漫步於一座理想的中世紀歐洲城市7我們慢慢觀覽主要的公共場所:市政廳、教堂、集市、涼廊和門廊……這些各有不同特徵的公共場所都合於某種共通的模式,猶如圍繞著音樂主題的變奏曲一般,都證實著繁複多樣之中的某種整一,而這正是這些歐洲歷史文化遺產的最獨特之處。


【城市和景觀】


歐洲中世紀城市中市民的生活是怎樣的呢?城市公共場所在塑造市民們的歸屬感時又扮演怎樣的角色?

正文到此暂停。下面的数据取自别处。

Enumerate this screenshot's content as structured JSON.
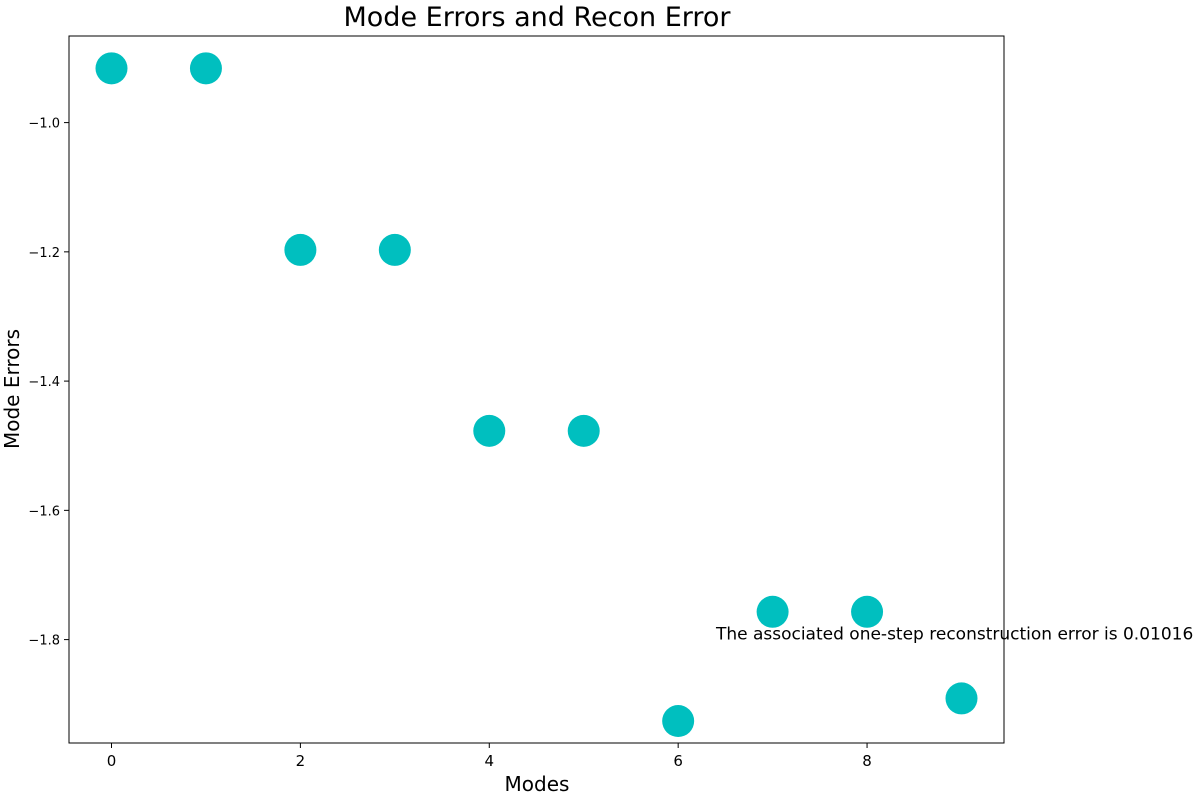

首先,就像在古典時代一樣,很難在小城市和大村莊之間划出一條涇渭分明的線。它們彼此不分,如果非要區別開來的話,那就在於它們是否根據特許狀建立起來的。


中世紀末期,有4000到5000個城市和城鎮,但我們不應誇大這些數字所反映出來的規模。其實,應該說是有著相對少量的大城市和大量的小城鎮。這裡存在著一種將城市和城鎮的概念混用的趨勢。在英格蘭,它們之間的差別是技術層面的,甚至是法律層面的。然而,在一般性地使用這些概念時,城市通常指的是大型定居點,城鎮指的是小型定居點。不管怎樣,除個別情況外,我傾向於平等地使用這兩個概念。


至於人口,不管怎樣,中世紀城市仍然是一個中等大小的城市中心。甚至在所謂「重要的」城市中,超過一半是擁有1到2萬的人口。擁有5萬人口的城市非常少:到1300年左右,不會超過一打(12個)。義大利的城市有各種規模,尤其是大城市。據可靠的數據表明,佛羅倫薩和威尼斯擁有10萬人口,米蘭有8萬,博洛尼亞和熱那亞有6萬,錫耶納和巴勒莫有5萬。在西班牙,科爾多瓦有6萬人口,巴塞羅那有5萬人口。而在阿爾卑斯山以北,只有根特和倫敦達到了6萬人口,唯一的「城市巨人」是巴黎,擁有20萬人口。


不管它們的規模怎樣,每個城市或城鎮在規劃、功能、社會結構上都是獨特的。不過,如果進行歸納,它們有許多共同點,而我於此正是要描繪一幅關於中世紀城市定居點的總體圖景。從定義上來說,每個城市都是獨特的,並且根據它們所體現的功能從周圍的鄉村中被區分開來(義大利和普羅旺斯的城鎮除外),此外,它們在法律和行政地位上也具有獨特性。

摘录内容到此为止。